(Reuters) - Investigators are searching for a possible motive in a shooting spree that left four people dead in rural Pennsylvania, including two apparent neighbors of the gunman, state police said on Saturday.
The violence erupted on Friday when a man with a pistol fatally shot three people in Frankstown Township, about 100 miles east of Pittsburgh, before he was killed in a shootout with state troopers as he tried to flee in a pickup truck, authorities said.
Officials identified the gunman as Jeffrey Lee Michael, 44.
Pennsylvania State Police spokesman David McGarvey said two of the three people the gunman killed appeared to be neighbors, but gave few further details.
He said investigators "aren't aware of any dispute" between Michael and the victims, who were identified as Kimberly Scott, 58, Kenneth Lynn, 60, and William Rhodes Jr., 38.
The violence in Pennsylvania unfolded as bells tolled and many Americans observed a moment of silence for the 20 children and six adults shot to death a week earlier by a gunman at an elementary school in Newtown, Connecticut.
The Newtown shooter, 20-year-old Adam Lanza, also shot his mother to death at their home before going on his rampage, which ended with his suicide and has reignited a national debate over gun control.

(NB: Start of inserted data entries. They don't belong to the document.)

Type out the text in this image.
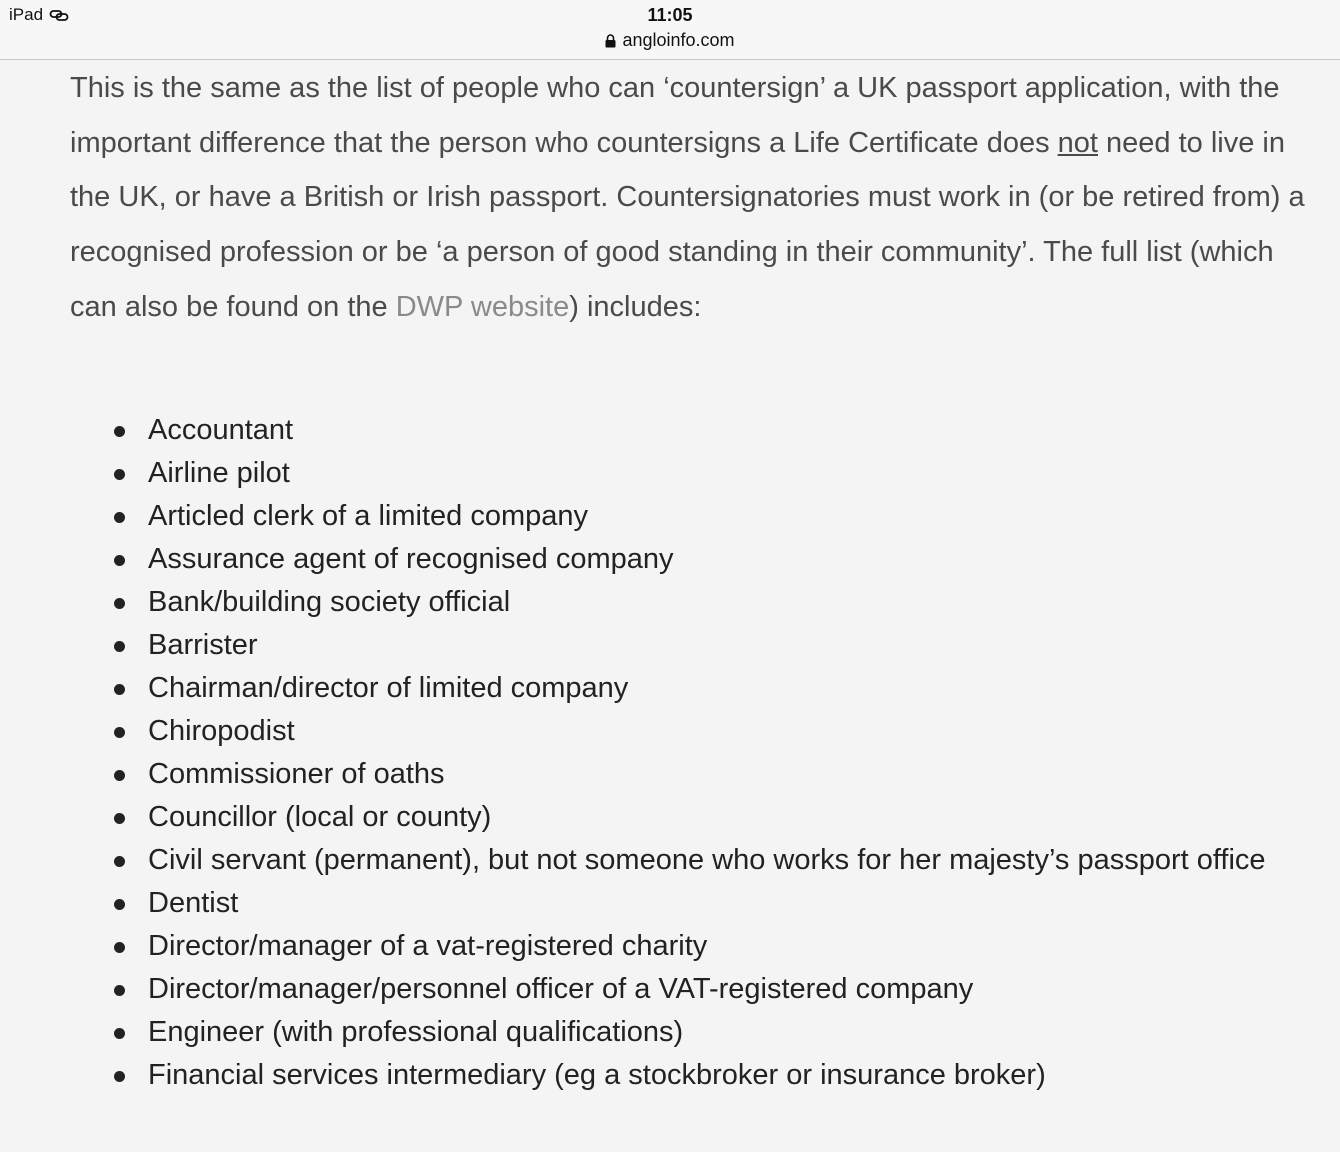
iPad	11:05
angloinfo.com

This is the same as the list of people who can ‘countersign’ a UK passport application, with the important difference that the person who countersigns a Life Certificate does not need to live in the UK, or have a British or Irish passport. Countersignatories must work in (or be retired from) a recognised profession or be ‘a person of good standing in their community’. The full list (which can also be found on the DWP website) includes:

Accountant
Airline pilot
Articled clerk of a limited company
Assurance agent of recognised company
Bank/building society official
Barrister
Chairman/director of limited company
Chiropodist
Commissioner of oaths
Councillor (local or county)
Civil servant (permanent), but not someone who works for her majesty’s passport office
Dentist
Director/manager of a vat-registered charity
Director/manager/personnel officer of a VAT-registered company
Engineer (with professional qualifications)
Financial services intermediary (eg a stockbroker or insurance broker)
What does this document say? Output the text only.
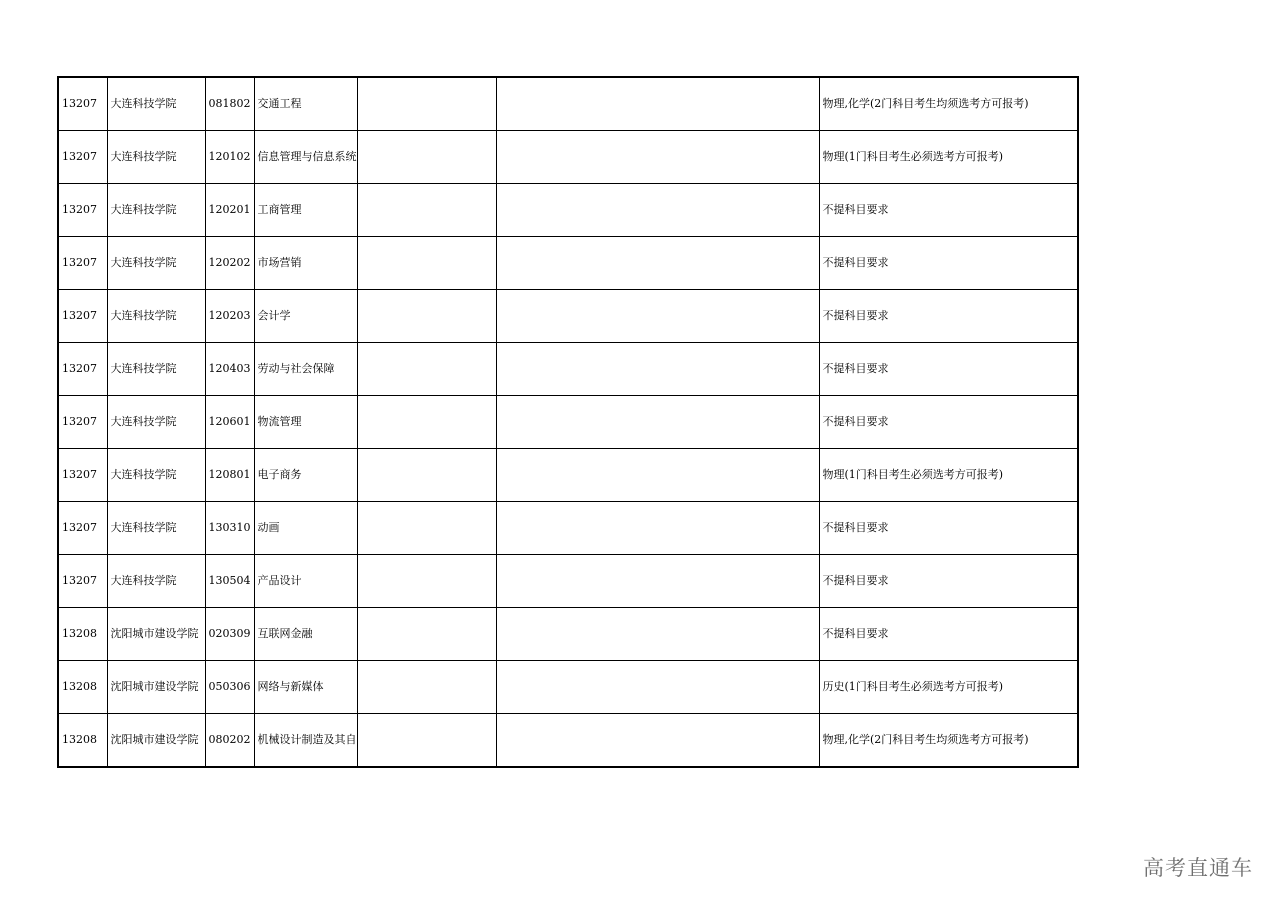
13207	大连科技学院	081802	交通工程			物理,化学(2门科目考生均须选考方可报考)
13207	大连科技学院	120102	信息管理与信息系统			物理(1门科目考生必须选考方可报考)
13207	大连科技学院	120201	工商管理			不提科目要求
13207	大连科技学院	120202	市场营销			不提科目要求
13207	大连科技学院	120203	会计学			不提科目要求
13207	大连科技学院	120403	劳动与社会保障			不提科目要求
13207	大连科技学院	120601	物流管理			不提科目要求
13207	大连科技学院	120801	电子商务			物理(1门科目考生必须选考方可报考)
13207	大连科技学院	130310	动画			不提科目要求
13207	大连科技学院	130504	产品设计			不提科目要求
13208	沈阳城市建设学院	020309	互联网金融			不提科目要求
13208	沈阳城市建设学院	050306	网络与新媒体			历史(1门科目考生必须选考方可报考)
13208	沈阳城市建设学院	080202	机械设计制造及其自			物理,化学(2门科目考生均须选考方可报考)
高考直通车
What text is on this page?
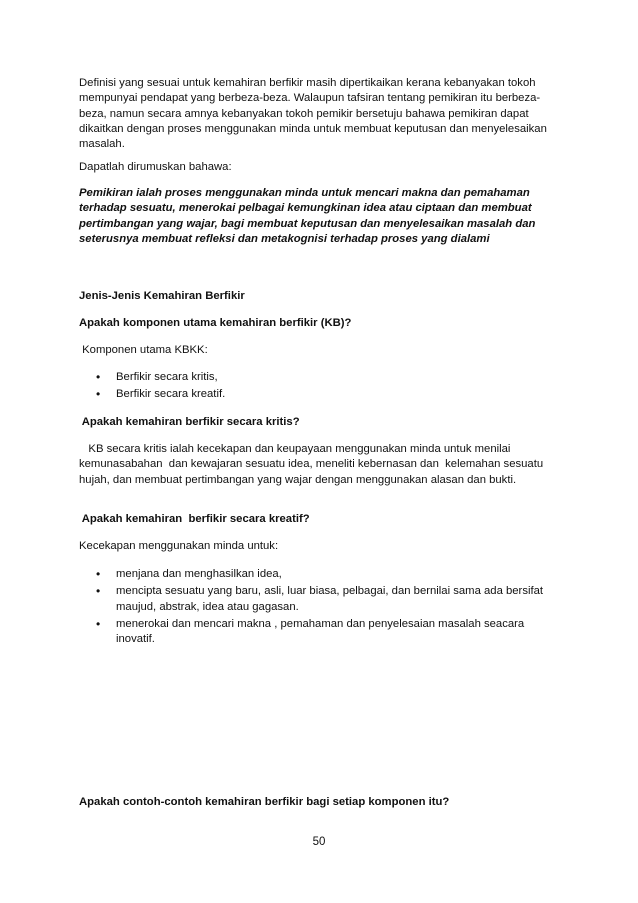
Definisi yang sesuai untuk kemahiran berfikir masih dipertikaikan kerana kebanyakan tokoh mempunyai pendapat yang berbeza-beza. Walaupun tafsiran tentang pemikiran itu berbeza-beza, namun secara amnya kebanyakan tokoh pemikir bersetuju bahawa pemikiran dapat dikaitkan dengan proses menggunakan minda untuk membuat keputusan dan menyelesaikan masalah.
Dapatlah dirumuskan bahawa:
Pemikiran ialah proses menggunakan minda untuk mencari makna dan pemahaman terhadap sesuatu, menerokai pelbagai kemungkinan idea atau ciptaan dan membuat pertimbangan yang wajar, bagi membuat keputusan dan menyelesaikan masalah dan seterusnya membuat refleksi dan metakognisi terhadap proses yang dialami
Jenis-Jenis Kemahiran Berfikir
Apakah komponen utama kemahiran berfikir (KB)?
Komponen utama KBKK:
• Berfikir secara kritis,
• Berfikir secara kreatif.
Apakah kemahiran berfikir secara kritis?
KB secara kritis ialah kecekapan dan keupayaan menggunakan minda untuk menilai kemunasabahan  dan kewajaran sesuatu idea, meneliti kebernasan dan  kelemahan sesuatu hujah, dan membuat pertimbangan yang wajar dengan menggunakan alasan dan bukti.
Apakah kemahiran  berfikir secara kreatif?
Kecekapan menggunakan minda untuk:
• menjana dan menghasilkan idea,
• mencipta sesuatu yang baru, asli, luar biasa, pelbagai, dan bernilai sama ada bersifat maujud, abstrak, idea atau gagasan.
• menerokai dan mencari makna , pemahaman dan penyelesaian masalah seacara inovatif.
Apakah contoh-contoh kemahiran berfikir bagi setiap komponen itu?
50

In the Pennsylvania incident, the gunman in fairly rapid succession shot and killed a woman inside a church, then fatally shot two men at their respective homes - all within a short distance from each other - before trying to flee.
He opened fire at two state police patrol cars rushing to the scene as he passed them on a two-lane road and slammed head-on into a third patrol car. The gunman was killed in an exchange of gunfire with police at the crash scene, police said.
All three troopers involved in the chase were injured - one from the collision, another from bullet fragments and shattered glass, and a third who was shot in the chest but survived thanks to a bullet-proof vest. They were treated and released from a local hospital, McGarvey said.
Police have said that it did not appear that the shooting had any connection to the massacre in Connecticut.